Could you please check if disabling SELinux helps? Thanks fbl
Running in permissive makes no difference.
It seems that with new systemd (235) you can't use "chown" in ExecPreStart on a directory created by RuntimeDirectory. [root@graphite ~]# cat /etc/systemd/system/test.service [Service] Type=forking ExecStartPre=/usr/bin/chown nobody /var/run/test ExecStart=/usr/bin/ls -ld /var/run/test RuntimeDirectory=test RuntimeDirectoryMode=0755 [root@f27 ~]# systemctl start test.service [root@f27 ~]# journalctl -u test.service Nov 27 16:31:43 f27 systemd[1]: Starting test.service... Nov 27 16:31:43 f27 ls[32545]: drwxr-xr-x. 2 nobody root 40 Nov 27 16:31 /var/run/test Nov 27 16:31:43 f27 systemd[1]: Started test.service. [root@rawhide ~]# systemctl start test.service [root@rawhide ~]# journalctl -u test.service Nov 27 16:29:33 rawhide systemd[1]: Starting test.service... Nov 27 16:29:33 rawhide ls[32545]: drwxr-xr-x. 2 root root 40 Nov 27 16:29 /var/run/test Nov 27 16:29:33 rawhide systemd[1]: Started test.service. [root@rawhide ~]#
Couldn't ovsdb-server.service use User= and Group= ?
my understanding is that in order to preserve our required networking permissions and capabilities we can't have systemd downgrade us. perhaps I am mistaken?
systemd-237-1.fc28.x86_64 is incompatible with openvswitch-2.8.1-1.fc28.x86_64 which results in ovsdb-server to fail to come up. /usr/lib/systemd/system/ovsdb-server.service ExecStartPre=/usr/bin/chown ${OVS_USER_ID} /var/run/openvswitch doesn't work.

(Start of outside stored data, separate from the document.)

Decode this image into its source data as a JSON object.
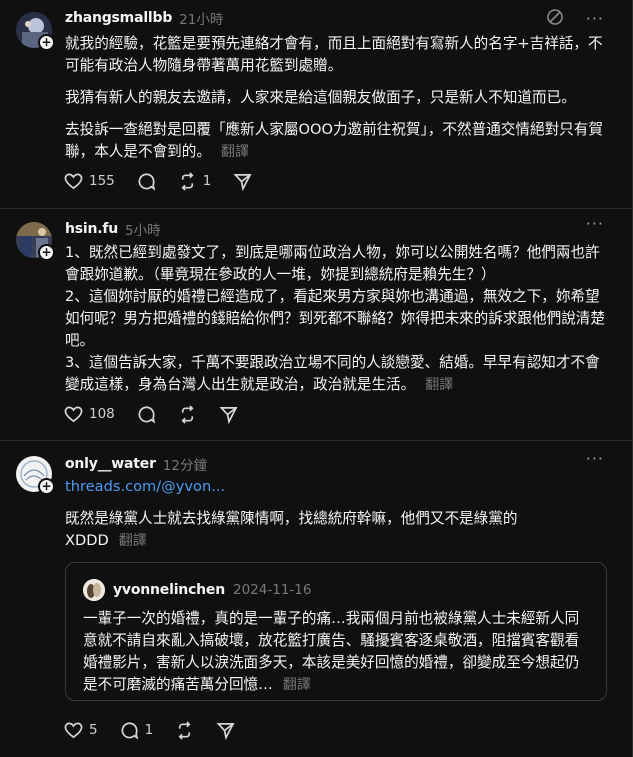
{
  "posts": [
    {
      "username": "zhangsmallbb",
      "time": "21小時",
      "paragraphs": [
        "就我的經驗，花籃是要預先連絡才會有，而且上面絕對有寫新人的名字+吉祥話，不可能有政治人物隨身帶著萬用花籃到處贈。",
        "我猜有新人的親友去邀請，人家來是給這個親友做面子，只是新人不知道而已。",
        "去投訴一查絕對是回覆「應新人家屬OOO力邀前往祝賀」，不然普通交情絕對只有賀聯，本人是不會到的。"
      ],
      "translate": "翻譯",
      "likes": "155",
      "reposts": "1"
    },
    {
      "username": "hsin.fu",
      "time": "5小時",
      "paragraphs": [
        "1、既然已經到處發文了，到底是哪兩位政治人物，妳可以公開姓名嗎？他們兩也許會跟妳道歉。（畢竟現在參政的人一堆，妳提到總統府是賴先生？）",
        "2、這個妳討厭的婚禮已經造成了，看起來男方家與妳也溝通過，無效之下，妳希望如何呢？男方把婚禮的錢賠給你們？到死都不聯絡？妳得把未來的訴求跟他們說清楚吧。",
        "3、這個告訴大家，千萬不要跟政治立場不同的人談戀愛、結婚。早早有認知才不會變成這樣，身為台灣人出生就是政治，政治就是生活。"
      ],
      "translate": "翻譯",
      "likes": "108"
    },
    {
      "username": "only__water",
      "time": "12分鐘",
      "link": "threads.com/@yvon...",
      "text": "既然是綠黨人士就去找綠黨陳情啊，找總統府幹嘛，他們又不是綠黨的XDDD",
      "translate": "翻譯",
      "likes": "5",
      "comments": "1",
      "quote": {
        "username": "yvonnelinchen",
        "date": "2024-11-16",
        "text": "一輩子一次的婚禮，真的是一輩子的痛…我兩個月前也被綠黨人士未經新人同意就不請自來亂入搞破壞，放花籃打廣告、騷擾賓客逐桌敬酒，阻擋賓客觀看婚禮影片，害新人以淚洗面多天，本該是美好回憶的婚禮，卻變成至今想起仍是不可磨滅的痛苦萬分回憶…",
        "translate": "翻譯"
      }
    }
  ],
  "icons": {
    "heart": "heart-icon",
    "comment": "comment-icon",
    "repost": "repost-icon",
    "share": "share-icon",
    "more": "more-icon",
    "mute": "mute-icon"
  }
}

The chown fails. Note: systemd-234-8.fc27.x86_64 and openvswitch-2.8.1-1.fc27.x86_64 do work properly together. This causes openshift to not have networking. This bug blocks openshift from running. Please fix it.
Is the expectation that systemd change to be compatibile with the openvswitch systemd unit or is the fix to be done in openvswitch? If the fix is to be applied in systemd then we should probably move the component to systemd?
Since the openvswitch service files haven't changed, I would call this a systemd regression, and I will reassign to systemd.
(In reply to Aaron Conole from comment #13) > Since the openvswitch service files haven't changed, I would call this a > systemd regression, and I will reassign to systemd. The real question is: was this change inadvertent or by design? I guess the systemd team can answer that.
Behaviour changed in https://github.com/systemd/systemd/commit/3536f49e8f. I'm looking into this.
This is a grey area. Nothing in the documentation says that either the old or the new behaviours are guaranteed. Old behaviour was an outcome of the implementation, basically when the directory existed, we'd exit, so the chmod/chown steps were implicitly skipped. Later this was (consciously) changed to always do a recursive chown. When those directories are used by dynamic users, a full chown is necessary, since the uid can change between invocations. At the same time, the change was also done for the "classic" case of normal users. I opened a PR upstream (https://github.com/systemd/systemd/pull/8181), to partially revert the old behaviour. But it's something that requires discussion, so I'm not sure if that PR will be accepted, and if it is, how much it will change before that. (In reply to Aaron Conole from comment #9) > my understanding is that in order to preserve our required networking > permissions and capabilities we can't have systemd downgrade us. perhaps I > am mistaken? I don't know anything about openvswitch, so there might be some complications, but in general, it is possible to run a service under a non-root user with capabilities to modify the network configuration. For example, systemd-networkd has: [Service] User=systemd-network CapabilityBoundingSet=CAP_NET_ADMIN CAP_NET_BIND_SERVICE CAP_NET_BROADCAST CAP_NET_RAW AmbientCapabilities=CAP_NET_ADMIN CAP_NET_BIND_SERVICE CAP_NET_BROADCAST CAP_NET_RAW I expect something similar should work here.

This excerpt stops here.